Maries Körper gehorchte, als sei sie eines von Guillaumes dressierten Tieren. Obwohl es ihr nun leid tat um das mühsam erkämpfte Wasser, von dem ohnehin nicht viel übrig war, senkte sie den Behälter in ihren Eimer, zog ihn gefüllt wieder heraus und bemerkte erst dann, dass er aus einem Material gemacht schien, das den Hintergrund nicht verbarg, sondern milchig hindurchschimmern ließ. Wieder meinte sie, sich in einer von Guillaumes Geschichten zu befinden, und dieses Gefühl der Unwirklichkeit gab ihr den Mut, einfach mit dem Becher in der Hand auf die Unbekannte zuzugehen.

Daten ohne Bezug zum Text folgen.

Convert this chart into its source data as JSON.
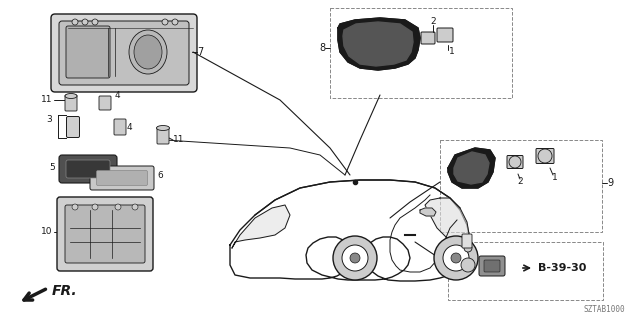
{
  "bg": "#ffffff",
  "fw": 6.4,
  "fh": 3.2,
  "dpi": 100,
  "dark": "#1a1a1a",
  "gray1": "#888888",
  "gray2": "#aaaaaa",
  "gray3": "#cccccc",
  "gray4": "#e0e0e0",
  "title_code": "SZTAB1000",
  "fr_label": "FR.",
  "b_ref": "B-39-30"
}
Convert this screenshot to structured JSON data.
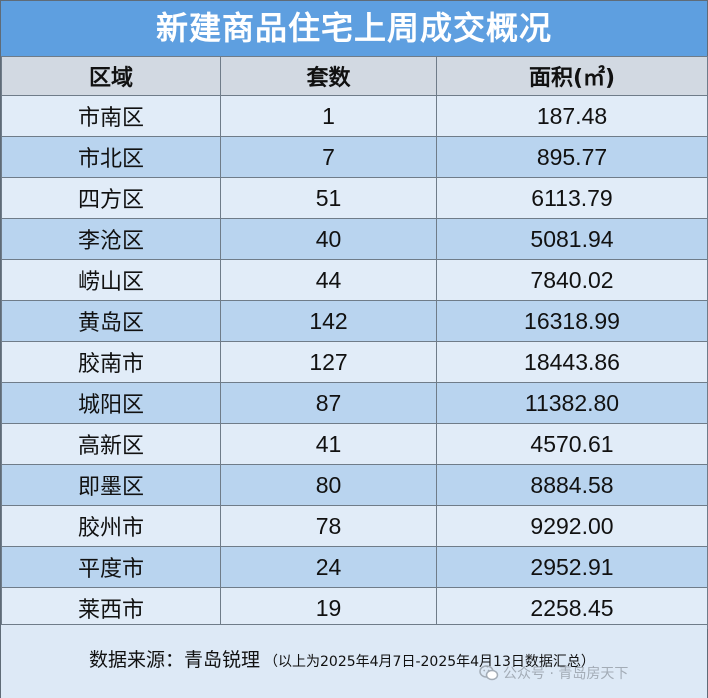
{
  "title": "新建商品住宅上周成交概况",
  "headers": [
    "区域",
    "套数",
    "面积(㎡)"
  ],
  "rows": [
    {
      "district": "市南区",
      "units": "1",
      "area": "187.48"
    },
    {
      "district": "市北区",
      "units": "7",
      "area": "895.77"
    },
    {
      "district": "四方区",
      "units": "51",
      "area": "6113.79"
    },
    {
      "district": "李沧区",
      "units": "40",
      "area": "5081.94"
    },
    {
      "district": "崂山区",
      "units": "44",
      "area": "7840.02"
    },
    {
      "district": "黄岛区",
      "units": "142",
      "area": "16318.99"
    },
    {
      "district": "胶南市",
      "units": "127",
      "area": "18443.86"
    },
    {
      "district": "城阳区",
      "units": "87",
      "area": "11382.80"
    },
    {
      "district": "高新区",
      "units": "41",
      "area": "4570.61"
    },
    {
      "district": "即墨区",
      "units": "80",
      "area": "8884.58"
    },
    {
      "district": "胶州市",
      "units": "78",
      "area": "9292.00"
    },
    {
      "district": "平度市",
      "units": "24",
      "area": "2952.91"
    },
    {
      "district": "莱西市",
      "units": "19",
      "area": "2258.45"
    }
  ],
  "footer": {
    "source_label": "数据来源：青岛锐理",
    "source_note": "（以上为2025年4月7日-2025年4月13日数据汇总）"
  },
  "watermark": {
    "text": "公众号 · 青岛房天下",
    "icon": "wechat-icon"
  },
  "colors": {
    "title_bg": "#5e9fe0",
    "row_light": "#e1ecf8",
    "row_dark": "#b9d4ef",
    "header_bg": "#d2d9e2"
  }
}
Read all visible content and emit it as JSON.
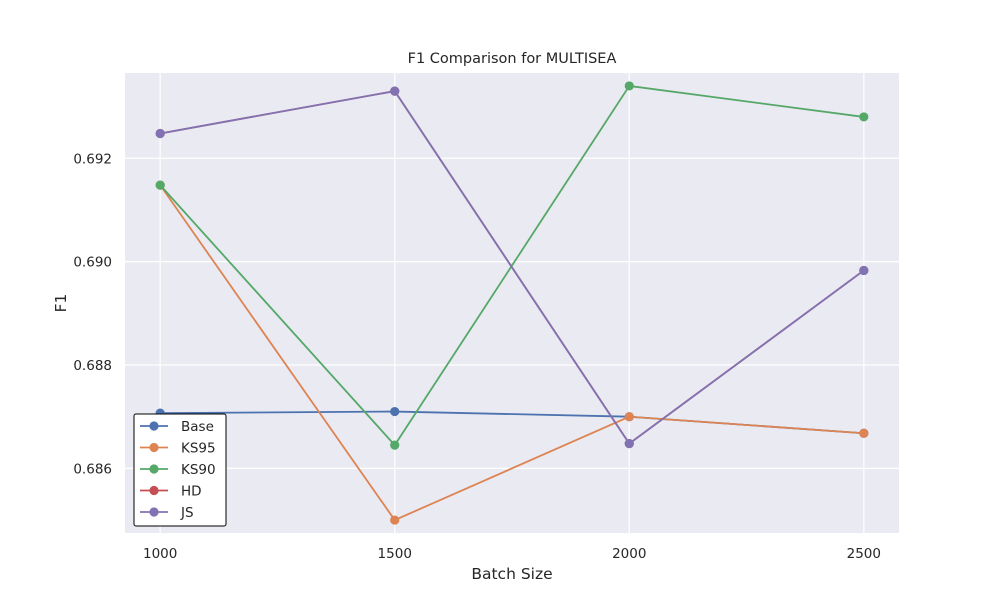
{
  "chart_data": {
    "type": "line",
    "title": "F1 Comparison for MULTISEA",
    "xlabel": "Batch Size",
    "ylabel": "F1",
    "x": [
      1000,
      1500,
      2000,
      2500
    ],
    "xticks": [
      "1000",
      "1500",
      "2000",
      "2500"
    ],
    "yticks": [
      "0.686",
      "0.688",
      "0.690",
      "0.692"
    ],
    "ytick_values": [
      0.686,
      0.688,
      0.69,
      0.692
    ],
    "xlim": [
      925,
      2575
    ],
    "ylim": [
      0.68475,
      0.69365
    ],
    "grid": true,
    "legend_position": "lower-left",
    "series": [
      {
        "name": "Base",
        "color": "#4c72b0",
        "values": [
          0.68707,
          0.6871,
          0.687,
          0.68668
        ]
      },
      {
        "name": "KS95",
        "color": "#dd8452",
        "values": [
          0.69148,
          0.685,
          0.687,
          0.68668
        ]
      },
      {
        "name": "KS90",
        "color": "#55a868",
        "values": [
          0.69148,
          0.68645,
          0.6934,
          0.6928
        ]
      },
      {
        "name": "HD",
        "color": "#c44e52",
        "values": [
          0.69248,
          0.6933,
          0.68648,
          0.68983
        ]
      },
      {
        "name": "JS",
        "color": "#8172b3",
        "values": [
          0.69248,
          0.6933,
          0.68648,
          0.68983
        ]
      }
    ]
  }
}
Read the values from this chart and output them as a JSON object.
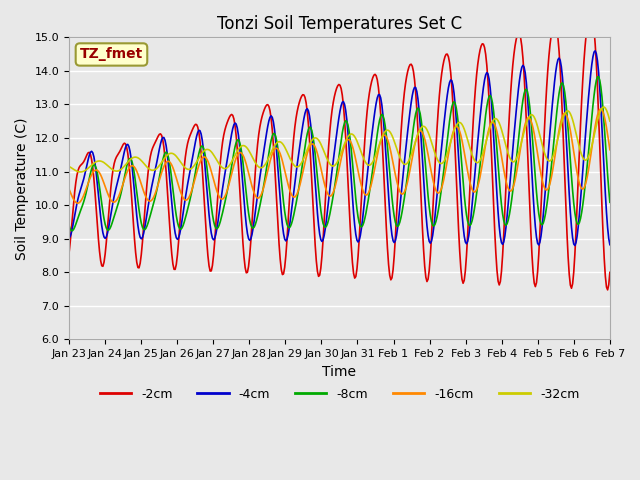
{
  "title": "Tonzi Soil Temperatures Set C",
  "xlabel": "Time",
  "ylabel": "Soil Temperature (C)",
  "ylim": [
    6.0,
    15.0
  ],
  "yticks": [
    6.0,
    7.0,
    8.0,
    9.0,
    10.0,
    11.0,
    12.0,
    13.0,
    14.0,
    15.0
  ],
  "annotation_text": "TZ_fmet",
  "annotation_bg": "#ffffcc",
  "annotation_border": "#999933",
  "annotation_color": "#990000",
  "series_colors": [
    "#dd0000",
    "#0000cc",
    "#00aa00",
    "#ff8800",
    "#cccc00"
  ],
  "series_labels": [
    "-2cm",
    "-4cm",
    "-8cm",
    "-16cm",
    "-32cm"
  ],
  "bg_color": "#e8e8e8",
  "xtick_labels": [
    "Jan 23",
    "Jan 24",
    "Jan 25",
    "Jan 26",
    "Jan 27",
    "Jan 28",
    "Jan 29",
    "Jan 30",
    "Jan 31",
    "Feb 1",
    "Feb 2",
    "Feb 3",
    "Feb 4",
    "Feb 5",
    "Feb 6",
    "Feb 7"
  ],
  "n_points": 480,
  "days": 15,
  "title_fontsize": 12,
  "axis_fontsize": 10,
  "tick_fontsize": 8,
  "legend_fontsize": 9
}
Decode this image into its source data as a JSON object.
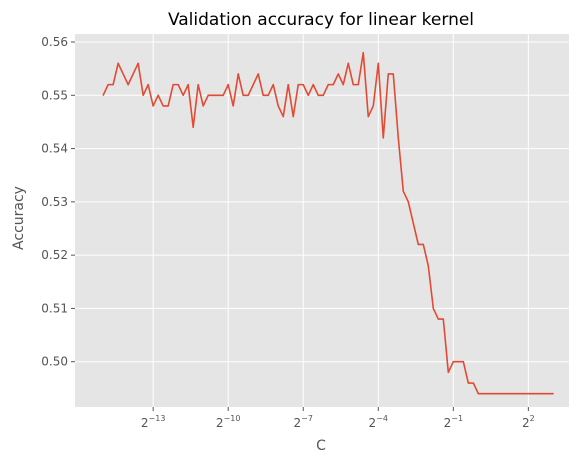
{
  "chart_data": {
    "type": "line",
    "title": "Validation accuracy for linear kernel",
    "xlabel": "C",
    "ylabel": "Accuracy",
    "x_scale": "log2",
    "xlim_log2": [
      -16.125,
      3.625
    ],
    "ylim": [
      0.4915,
      0.5615
    ],
    "grid": true,
    "x_ticks": [
      {
        "base": "2",
        "exp": "−13"
      },
      {
        "base": "2",
        "exp": "−10"
      },
      {
        "base": "2",
        "exp": "−7"
      },
      {
        "base": "2",
        "exp": "−4"
      },
      {
        "base": "2",
        "exp": "−1"
      },
      {
        "base": "2",
        "exp": "2"
      }
    ],
    "x_tick_values_log2": [
      -13,
      -10,
      -7,
      -4,
      -1,
      2
    ],
    "y_ticks": [
      "0.50",
      "0.51",
      "0.52",
      "0.53",
      "0.54",
      "0.55",
      "0.56"
    ],
    "y_tick_values": [
      0.5,
      0.51,
      0.52,
      0.53,
      0.54,
      0.55,
      0.56
    ],
    "series": [
      {
        "color": "#e24a33",
        "x_log2": [
          -15.0,
          -14.8,
          -14.6,
          -14.4,
          -14.2,
          -14.0,
          -13.8,
          -13.6,
          -13.4,
          -13.2,
          -13.0,
          -12.8,
          -12.6,
          -12.4,
          -12.2,
          -12.0,
          -11.8,
          -11.6,
          -11.4,
          -11.2,
          -11.0,
          -10.8,
          -10.6,
          -10.4,
          -10.2,
          -10.0,
          -9.8,
          -9.6,
          -9.4,
          -9.2,
          -9.0,
          -8.8,
          -8.6,
          -8.4,
          -8.2,
          -8.0,
          -7.8,
          -7.6,
          -7.4,
          -7.2,
          -7.0,
          -6.8,
          -6.6,
          -6.4,
          -6.2,
          -6.0,
          -5.8,
          -5.6,
          -5.4,
          -5.2,
          -5.0,
          -4.8,
          -4.6,
          -4.4,
          -4.2,
          -4.0,
          -3.8,
          -3.6,
          -3.4,
          -3.2,
          -3.0,
          -2.8,
          -2.6,
          -2.4,
          -2.2,
          -2.0,
          -1.8,
          -1.6,
          -1.4,
          -1.2,
          -1.0,
          -0.8,
          -0.6,
          -0.4,
          -0.2,
          0.0,
          0.2,
          0.4,
          0.6,
          0.8,
          1.0,
          1.2,
          1.4,
          1.6,
          1.8,
          2.0,
          2.2,
          2.4,
          2.6,
          2.8,
          3.0
        ],
        "values": [
          0.55,
          0.552,
          0.552,
          0.556,
          0.554,
          0.552,
          0.554,
          0.556,
          0.55,
          0.552,
          0.548,
          0.55,
          0.548,
          0.548,
          0.552,
          0.552,
          0.55,
          0.552,
          0.544,
          0.552,
          0.548,
          0.55,
          0.55,
          0.55,
          0.55,
          0.552,
          0.548,
          0.554,
          0.55,
          0.55,
          0.552,
          0.554,
          0.55,
          0.55,
          0.552,
          0.548,
          0.546,
          0.552,
          0.546,
          0.552,
          0.552,
          0.55,
          0.552,
          0.55,
          0.55,
          0.552,
          0.552,
          0.554,
          0.552,
          0.556,
          0.552,
          0.552,
          0.558,
          0.546,
          0.548,
          0.556,
          0.542,
          0.554,
          0.554,
          0.542,
          0.532,
          0.53,
          0.526,
          0.522,
          0.522,
          0.518,
          0.51,
          0.508,
          0.508,
          0.498,
          0.5,
          0.5,
          0.5,
          0.496,
          0.496,
          0.494,
          0.494,
          0.494,
          0.494,
          0.494,
          0.494,
          0.494,
          0.494,
          0.494,
          0.494,
          0.494,
          0.494,
          0.494,
          0.494,
          0.494,
          0.494
        ]
      }
    ]
  }
}
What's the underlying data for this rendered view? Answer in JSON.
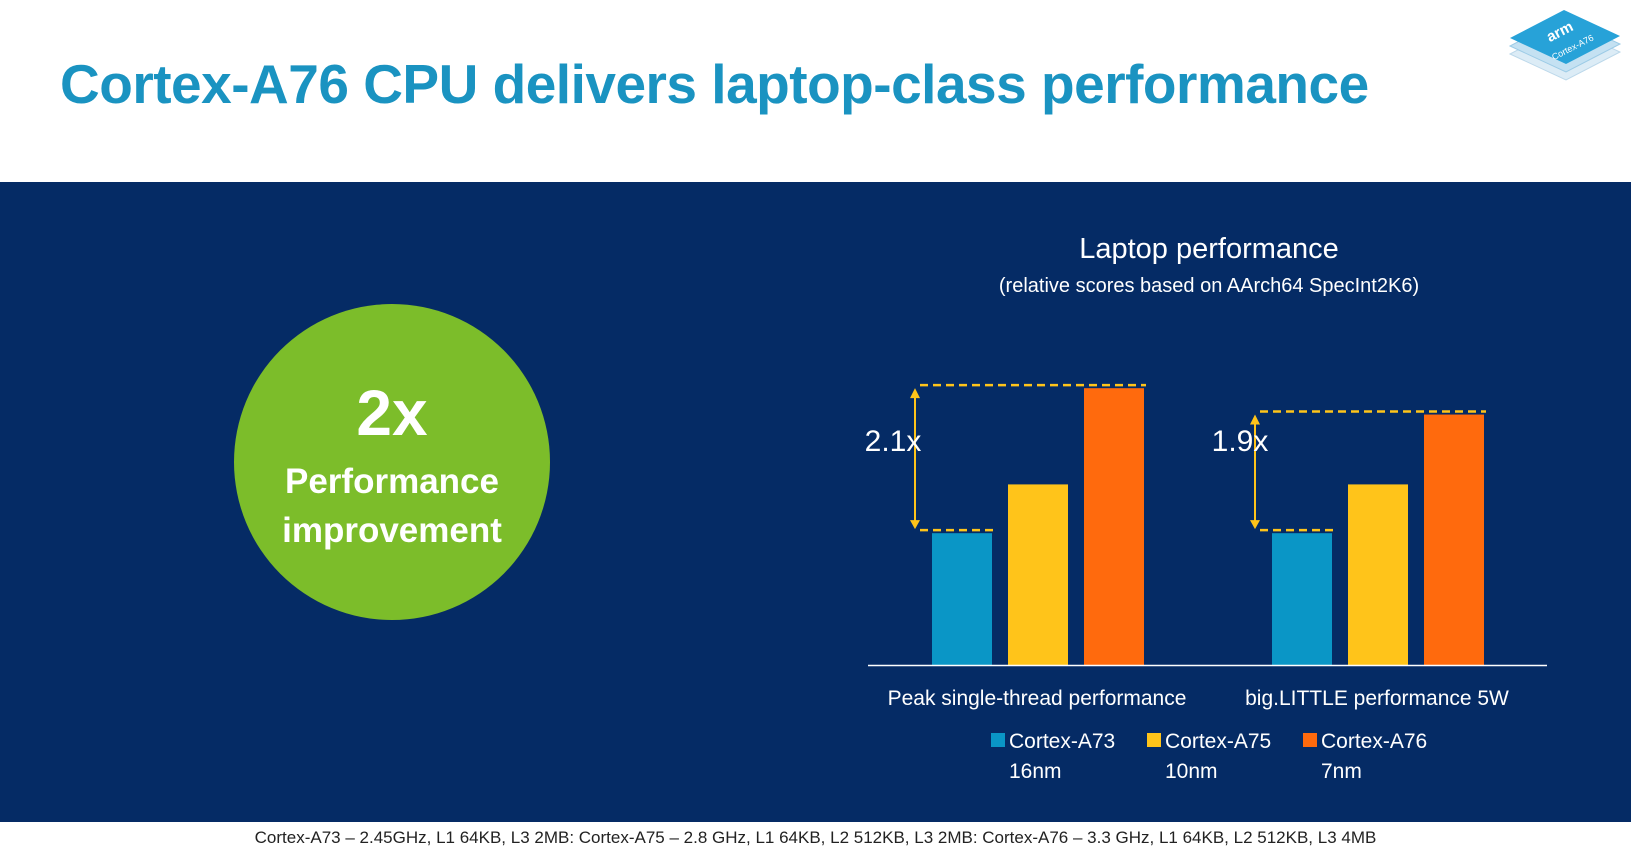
{
  "slide": {
    "title": "Cortex-A76 CPU delivers laptop-class performance",
    "logo_text": "arm",
    "logo_subtext": "Cortex-A76",
    "footer": "Cortex-A73 – 2.45GHz, L1 64KB, L3 2MB: Cortex-A75 – 2.8 GHz, L1 64KB, L2 512KB, L3 2MB: Cortex-A76 – 3.3 GHz, L1 64KB, L2 512KB, L3 4MB"
  },
  "callout": {
    "big": "2x",
    "line1": "Performance",
    "line2": "improvement"
  },
  "chart_data": {
    "type": "bar",
    "title": "Laptop performance",
    "subtitle": "(relative scores based on AArch64 SpecInt2K6)",
    "categories": [
      "Peak single-thread performance",
      "big.LITTLE performance 5W"
    ],
    "series": [
      {
        "name": "Cortex-A73",
        "name2": "16nm",
        "color": "#0a96c6",
        "values": [
          1.0,
          1.0
        ]
      },
      {
        "name": "Cortex-A75",
        "name2": "10nm",
        "color": "#ffc41a",
        "values": [
          1.37,
          1.37
        ]
      },
      {
        "name": "Cortex-A76",
        "name2": "7nm",
        "color": "#ff6a0d",
        "values": [
          2.1,
          1.9
        ]
      }
    ],
    "annotations": [
      "2.1x",
      "1.9x"
    ],
    "ylim": [
      0,
      2.2
    ],
    "grid": false,
    "legend": "bottom",
    "axis_color": "#ffffff",
    "marker_color": "#ffc41a"
  }
}
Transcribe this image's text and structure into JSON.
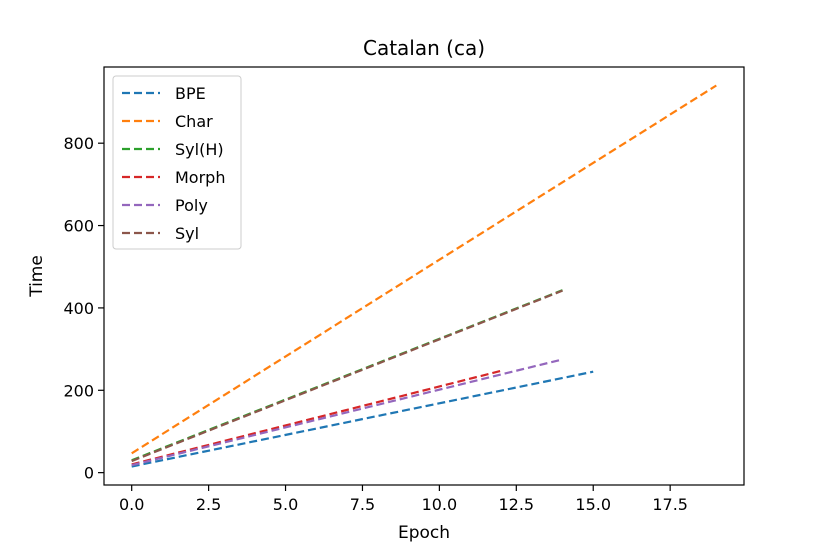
{
  "chart_data": {
    "type": "line",
    "title": "Catalan (ca)",
    "xlabel": "Epoch",
    "ylabel": "Time",
    "xlim": [
      -0.9,
      19.9
    ],
    "ylim": [
      -30,
      985
    ],
    "xticks": [
      0.0,
      2.5,
      5.0,
      7.5,
      10.0,
      12.5,
      15.0,
      17.5
    ],
    "xtick_labels": [
      "0.0",
      "2.5",
      "5.0",
      "7.5",
      "10.0",
      "12.5",
      "15.0",
      "17.5"
    ],
    "yticks": [
      0,
      200,
      400,
      600,
      800
    ],
    "ytick_labels": [
      "0",
      "200",
      "400",
      "600",
      "800"
    ],
    "grid": false,
    "legend_position": "top-left",
    "line_style": "dashed",
    "series": [
      {
        "name": "BPE",
        "color": "#1f77b4",
        "x": [
          0,
          15
        ],
        "y": [
          15,
          245
        ]
      },
      {
        "name": "Char",
        "color": "#ff7f0e",
        "x": [
          0,
          19
        ],
        "y": [
          47,
          940
        ]
      },
      {
        "name": "Syl(H)",
        "color": "#2ca02c",
        "x": [
          0,
          14
        ],
        "y": [
          30,
          443
        ]
      },
      {
        "name": "Morph",
        "color": "#d62728",
        "x": [
          0,
          12
        ],
        "y": [
          20,
          247
        ]
      },
      {
        "name": "Poly",
        "color": "#9467bd",
        "x": [
          0,
          14
        ],
        "y": [
          18,
          275
        ]
      },
      {
        "name": "Syl",
        "color": "#8c564b",
        "x": [
          0,
          14
        ],
        "y": [
          28,
          442
        ]
      }
    ]
  }
}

Aus der Nähe betrachtet schien die Fremde noch zauberhafter. Ihre Haut war weiß wie frisch gefallener Schnee, die blaugrauen Augen erinnerten Marie an wolkenlosen Himmel im Morgengrauen. Sie streifte den Handschuh ab und eine schmale, mit bunten Ringen geschmückte Hand streckte sich Marie entgegen, um das Wasser im Empfang zu nehmen.

»Danke, mein Kind. Wie ist dein Name?«

Marie wurde leicht schwindelig. Vielleicht lag es an dem süßen, schweren Duft, der von der Dame ausging. Dennoch klang ihre Stimme sicher und gefasst, als sie sich vorstellte.

»Du bist ein nettes Mädchen, kleine Marie. Vielleicht sehen wir uns eines Tages wieder. Es würde mich freuen«, erwiderte die Dame lächelnd, bevor sie zusammen mit den anderen Reitern auf der Straße Richtung Paris verschwand.